Letters to Ellie, by Loreth Anne White, simply haunted me. The story starts with Ellie Winters, a radio host, conducting a call-in show on National POW/MIA Recognition Day. The callers normally remember their loved ones, but the last caller stuns her. Ellie has been waiting for 15 years for word of the man she loved. Max and Flynn were prisoners together, but only Max made it all the way back home. Max brings Ellie closure, and grief. But Flynn and Max spent 15 years as POWs, and the only thing keeping both of them alive was the thought and memory of Ellie. Now that only one of them has come home, can Ellie make a future with a man who remembers loving her, even if he’s not the man she once loved?

Letters to Ellie reminded me a lot of the poem from the Vietnam War. The one by that famous poet Anonymous. It ends like this:

There were lots of things I wanted to make up to you
when you returned from Vietnam.
But you didn’t.

Escape Rating B+: The stories I enjoyed, I liked a lot. The stories that were part of ongoing series were not as much fun because I just wasn’t into those series. But all in all, this is a collection that is well worth reading.

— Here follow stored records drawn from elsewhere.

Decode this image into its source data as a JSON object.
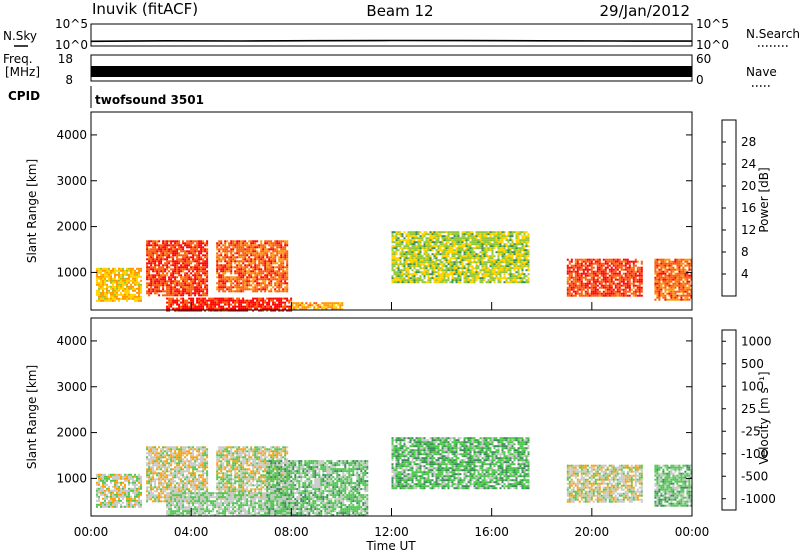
{
  "header": {
    "station": "Inuvik (fitACF)",
    "beam": "Beam 12",
    "date": "29/Jan/2012"
  },
  "top_panels": {
    "nsky_label": "N.Sky",
    "nsky_ticks": [
      "10^5",
      "10^0"
    ],
    "nsearch_label": "N.Search",
    "nsearch_ticks": [
      "10^5",
      "10^0"
    ],
    "freq_label": "Freq.",
    "freq_unit": "[MHz]",
    "freq_ticks": [
      "18",
      "8"
    ],
    "nave_label": "Nave",
    "nave_ticks": [
      "60",
      "0"
    ],
    "cpid_label": "CPID",
    "cpid_value": "twofsound 3501"
  },
  "x_axis": {
    "title": "Time UT",
    "ticks": [
      "00:00",
      "04:00",
      "08:00",
      "12:00",
      "16:00",
      "20:00",
      "00:00"
    ]
  },
  "power_panel": {
    "ylabel": "Slant Range [km]",
    "yticks": [
      "1000",
      "2000",
      "3000",
      "4000"
    ],
    "colorbar_label": "Power [dB]",
    "colorbar_ticks": [
      "28",
      "24",
      "20",
      "16",
      "12",
      "8",
      "4"
    ],
    "colors": [
      "#ff0000",
      "#ff5a00",
      "#ff9600",
      "#ffd200",
      "#8fc83c",
      "#3c8c5a",
      "#1e4ba0",
      "#0000ff"
    ]
  },
  "velocity_panel": {
    "ylabel": "Slant Range [km]",
    "yticks": [
      "1000",
      "2000",
      "3000",
      "4000"
    ],
    "colorbar_label": "Velocity [m s⁻¹]",
    "colorbar_ticks": [
      "1000",
      "500",
      "100",
      "25",
      "-25",
      "-100",
      "-500",
      "-1000"
    ],
    "colors": [
      "#1e3c96",
      "#2860b4",
      "#3c8c5a",
      "#50c850",
      "#c8c8c8",
      "#ffa000",
      "#ff6400",
      "#ff0000"
    ]
  },
  "chart_data": [
    {
      "type": "line",
      "title": "N.Sky",
      "x_range": [
        0,
        24
      ],
      "y_scale": "log",
      "ylim": [
        1,
        100000
      ],
      "x": [
        0,
        3,
        6,
        9,
        12,
        15,
        18,
        21,
        24
      ],
      "values": [
        12,
        15,
        14,
        16,
        18,
        17,
        15,
        14,
        13
      ]
    },
    {
      "type": "heatmap",
      "title": "Power [dB]",
      "x_range": [
        0,
        24
      ],
      "ylim": [
        180,
        4500
      ],
      "color_range": [
        0,
        30
      ],
      "regions": [
        {
          "t_start": 0.2,
          "t_end": 2.0,
          "r_min": 400,
          "r_max": 1100,
          "value": 18
        },
        {
          "t_start": 2.2,
          "t_end": 4.6,
          "r_min": 500,
          "r_max": 1700,
          "value": 26
        },
        {
          "t_start": 5.0,
          "t_end": 7.8,
          "r_min": 600,
          "r_max": 1700,
          "value": 24
        },
        {
          "t_start": 3.0,
          "t_end": 8.0,
          "r_min": 180,
          "r_max": 450,
          "value": 28
        },
        {
          "t_start": 8.0,
          "t_end": 10.0,
          "r_min": 180,
          "r_max": 350,
          "value": 20
        },
        {
          "t_start": 12.0,
          "t_end": 17.5,
          "r_min": 800,
          "r_max": 1900,
          "value": 14
        },
        {
          "t_start": 19.0,
          "t_end": 22.0,
          "r_min": 500,
          "r_max": 1300,
          "value": 26
        },
        {
          "t_start": 22.5,
          "t_end": 24.0,
          "r_min": 400,
          "r_max": 1300,
          "value": 24
        }
      ]
    },
    {
      "type": "heatmap",
      "title": "Velocity [m s⁻¹]",
      "x_range": [
        0,
        24
      ],
      "ylim": [
        180,
        4500
      ],
      "color_range": [
        -1000,
        1000
      ],
      "regions": [
        {
          "t_start": 0.2,
          "t_end": 2.0,
          "r_min": 400,
          "r_max": 1100,
          "value": -120
        },
        {
          "t_start": 2.2,
          "t_end": 4.6,
          "r_min": 500,
          "r_max": 1700,
          "value": -150
        },
        {
          "t_start": 5.0,
          "t_end": 7.8,
          "r_min": 600,
          "r_max": 1700,
          "value": -120
        },
        {
          "t_start": 3.0,
          "t_end": 8.0,
          "r_min": 180,
          "r_max": 700,
          "value": 0
        },
        {
          "t_start": 7.0,
          "t_end": 11.0,
          "r_min": 180,
          "r_max": 1400,
          "value": 80
        },
        {
          "t_start": 12.0,
          "t_end": 17.5,
          "r_min": 800,
          "r_max": 1900,
          "value": 150
        },
        {
          "t_start": 19.0,
          "t_end": 22.0,
          "r_min": 500,
          "r_max": 1300,
          "value": -120
        },
        {
          "t_start": 22.5,
          "t_end": 24.0,
          "r_min": 400,
          "r_max": 1300,
          "value": 60
        }
      ]
    }
  ]
}
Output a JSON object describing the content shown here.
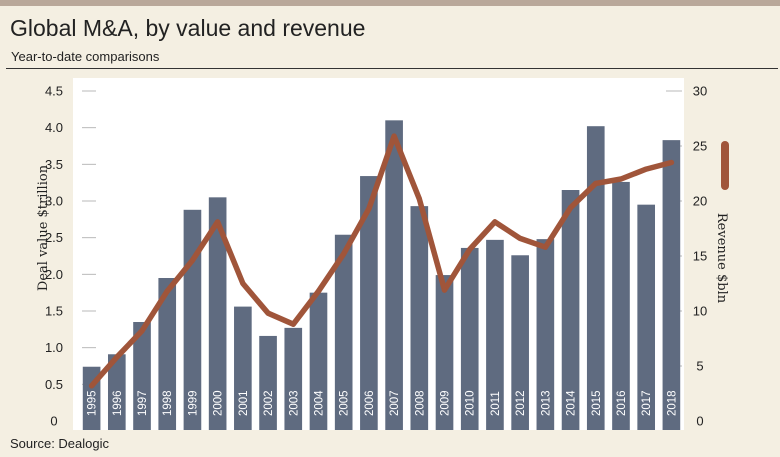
{
  "header": {
    "title": "Global M&A, by value and revenue",
    "subtitle": "Year-to-date comparisons"
  },
  "footer": {
    "source": "Source: Dealogic"
  },
  "colors": {
    "background": "#f4efe2",
    "plot_background": "#ffffff",
    "bar": "#5f6b80",
    "line": "#a0553a",
    "top_bar": "#b9a89a"
  },
  "chart_data": {
    "type": "bar",
    "categories": [
      "1995",
      "1996",
      "1997",
      "1998",
      "1999",
      "2000",
      "2001",
      "2002",
      "2003",
      "2004",
      "2005",
      "2006",
      "2007",
      "2008",
      "2009",
      "2010",
      "2011",
      "2012",
      "2013",
      "2014",
      "2015",
      "2016",
      "2017",
      "2018"
    ],
    "category_labels": [
      "1995",
      "1996",
      "1997",
      "1998",
      "1999",
      "2000",
      "2001",
      "2002",
      "2003",
      "2004",
      "2005",
      "2006",
      "2007",
      "2008",
      "2009",
      "2010",
      "2011",
      "2012",
      "2013",
      "2014",
      "2015",
      "2016",
      "2017",
      "2018"
    ],
    "series": [
      {
        "name": "Deal value $trillion",
        "type": "bar",
        "axis": "left",
        "values": [
          0.74,
          0.91,
          1.35,
          1.95,
          2.88,
          3.05,
          1.56,
          1.16,
          1.27,
          1.75,
          2.54,
          3.34,
          4.1,
          2.93,
          1.99,
          2.36,
          2.47,
          2.26,
          2.48,
          3.15,
          4.02,
          3.26,
          2.95,
          3.83
        ]
      },
      {
        "name": "Revenue $bln",
        "type": "line",
        "axis": "right",
        "values": [
          3.2,
          5.8,
          8.2,
          11.8,
          14.6,
          18.1,
          12.5,
          9.8,
          8.8,
          11.8,
          15.2,
          19.3,
          25.9,
          20.2,
          11.9,
          15.6,
          18.1,
          16.6,
          15.8,
          19.4,
          21.6,
          22.0,
          22.9,
          23.5
        ]
      }
    ],
    "y_left": {
      "label": "Deal value $trillion",
      "lim": [
        0,
        4.5
      ],
      "ticks": [
        "0",
        "0.5",
        "1.0",
        "1.5",
        "2.0",
        "2.5",
        "3.0",
        "3.5",
        "4.0",
        "4.5"
      ]
    },
    "y_right": {
      "label": "Revenue $bln",
      "lim": [
        0,
        30
      ],
      "ticks": [
        "0",
        "5",
        "10",
        "15",
        "20",
        "25",
        "30"
      ]
    },
    "grid": false,
    "legend": "none"
  }
}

This book was clearly a labor of love. To quote from the foreword: “No one involved in this project will profit except the Veteran’s Research Corporation, a non-profit foundation supporting medical research for veterans.” The design work for the cover was donated, the copyeditor donated her time, even the licensing fee for the cover image was discounted.

I received my review copy of this book, as I do many of my review copies, from NetGalley. But on this particular occasion I’d like to give a special recognition to Bell Bridge Books for making this a “Read Now” title on NetGalley. This made SEAL of My Dreams immediately available to every single reviewer who requested. Thank you!